Com o objetivo de restaurar a unidade e recuperar a força do Sindicato do Grupo Ocupacional Administração Tributária do Estado de Pernambuco Sindifisco-PE , o movimento Unidade e Paridade que lançou chapa de mesmo nome para concorrer à eleição que definirá a nova direção da instituição, em novembro, apresenta propostas de valorização da categoria.
O grupo conta com forte representatividade entre os auditores fiscais e julgadores tributários de Pernambuco da ativa, aposentados e pensionistas e defende uma gestão alicerçada na transparência, trabalhando pela igualdade remuneratória e valorização da categoria. “Nossa chapa não somos apenas eu e os 10 colegas da chapa”.
“Somos a linha de frente e a expressão de um movimento muito maior, com centenas de outros colegas, da ativa e aposentados, que lutam pela força e respeito conquistadas pelo nosso Sindicato ao longo dos anos”, ressaltou Nilo.
Além da manutenção dos valores remuneratórios concedidos aos profissionais da ativa, o grupo Unidade e Paridade exige que só existam rubricas salariais que possam ser percebidas por toda a categoria – da ativa, aposentados e pensionistas. “Após o desastroso acordo fechado pela diretoria atual com o governo, foram extintas duas rubricas salariais importantíssimas para a categoria e iniciada uma forma de remuneração baseada na criação de auxílios por simples resolução de um comitê interno da Sefaz.
Isso gera uma fragilidade política e jurídica imensa, permitindo a suspensão ou retirada dos benefícios a qualquer momento”, afirmou. Entre as principais propostas apresentadas estão: a recuperação da paridade remuneratória; o resgate da segurança jurídica da remuneração do Goate, com a inclusão de todas as rubricas remuneratórias na LOAT.
A volta do alinhamento da remuneração do Goate com a carreira similar, incluindo o teto remuneratório; e a defesa da concessão administrativa da licença-prêmio em pecúnia no momento da aposentadoria, como já ocorre na Justiça Estadual, no Ministério Público, na Assembleia Legislativa, no Tribunal de Contas, além de outros órgãos.
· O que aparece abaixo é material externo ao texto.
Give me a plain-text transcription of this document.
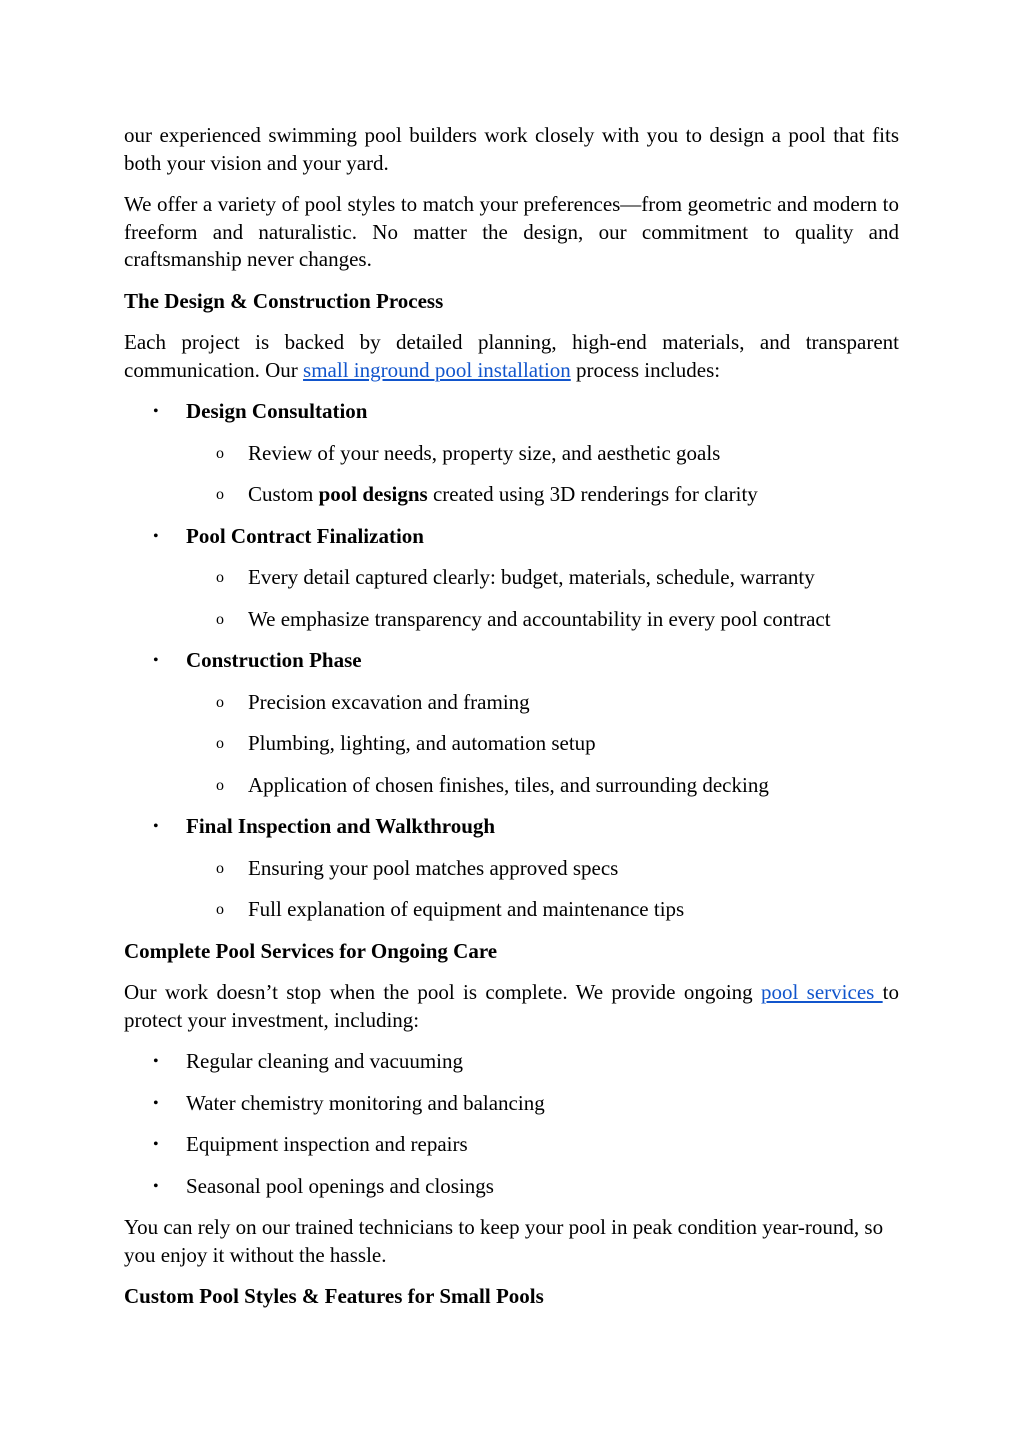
our experienced swimming pool builders work closely with you to design a pool that fits both your vision and your yard.

We offer a variety of pool styles to match your preferences—from geometric and modern to freeform and naturalistic. No matter the design, our commitment to quality and craftsmanship never changes.

The Design & Construction Process

Each project is backed by detailed planning, high-end materials, and transparent communication. Our small inground pool installation process includes:

• Design Consultation
o Review of your needs, property size, and aesthetic goals
o Custom pool designs created using 3D renderings for clarity
• Pool Contract Finalization
o Every detail captured clearly: budget, materials, schedule, warranty
o We emphasize transparency and accountability in every pool contract
• Construction Phase
o Precision excavation and framing
o Plumbing, lighting, and automation setup
o Application of chosen finishes, tiles, and surrounding decking
• Final Inspection and Walkthrough
o Ensuring your pool matches approved specs
o Full explanation of equipment and maintenance tips
Complete Pool Services for Ongoing Care

Our work doesn’t stop when the pool is complete. We provide ongoing pool services to protect your investment, including:

• Regular cleaning and vacuuming
• Water chemistry monitoring and balancing
• Equipment inspection and repairs
• Seasonal pool openings and closings

You can rely on our trained technicians to keep your pool in peak condition year-round, so you enjoy it without the hassle.

Custom Pool Styles & Features for Small Pools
A chapa Unidade e Paridade defende o resgate da segurança jurídica da remuneração dos auditores fiscais, assegurando que todos os componentes do salário sejam devidamente estabelecidos em lei. Isso significa que nenhuma parcela poderá ser retirada ou alterada de forma arbitrária. Para isso, propõe-se a inclusão de todas as rubricas remuneratórias na Lei Orgânica da Administração Tributária (LOAT), garantindo estabilidade, previsibilidade e respeito aos direitos da categoria.
Outro aspecto fundamental defendido pelo grupo é a transparência na administração dos recursos do sindicato, que teve este ano sua prestação de contas rejeitada em razão da negativa em apresentar documentos que justificassem as despesas apresentadas.
“Os atuais dirigentes do Sindifisco recebem uma remuneração disfarçada de cartão-refeição no valor mensal de R$ 2.420 juntamente os R$ 2 mil de auxílio-alimentação que os diretores da ativa já recebem no exercício da função. Além disso, o Presidente e, ao menos, a Diretora Administrativo-Financeira têm cartão corporativo cujas despesas não são do conhecimento de quase ninguém”. concluiu Nilo Otaviano.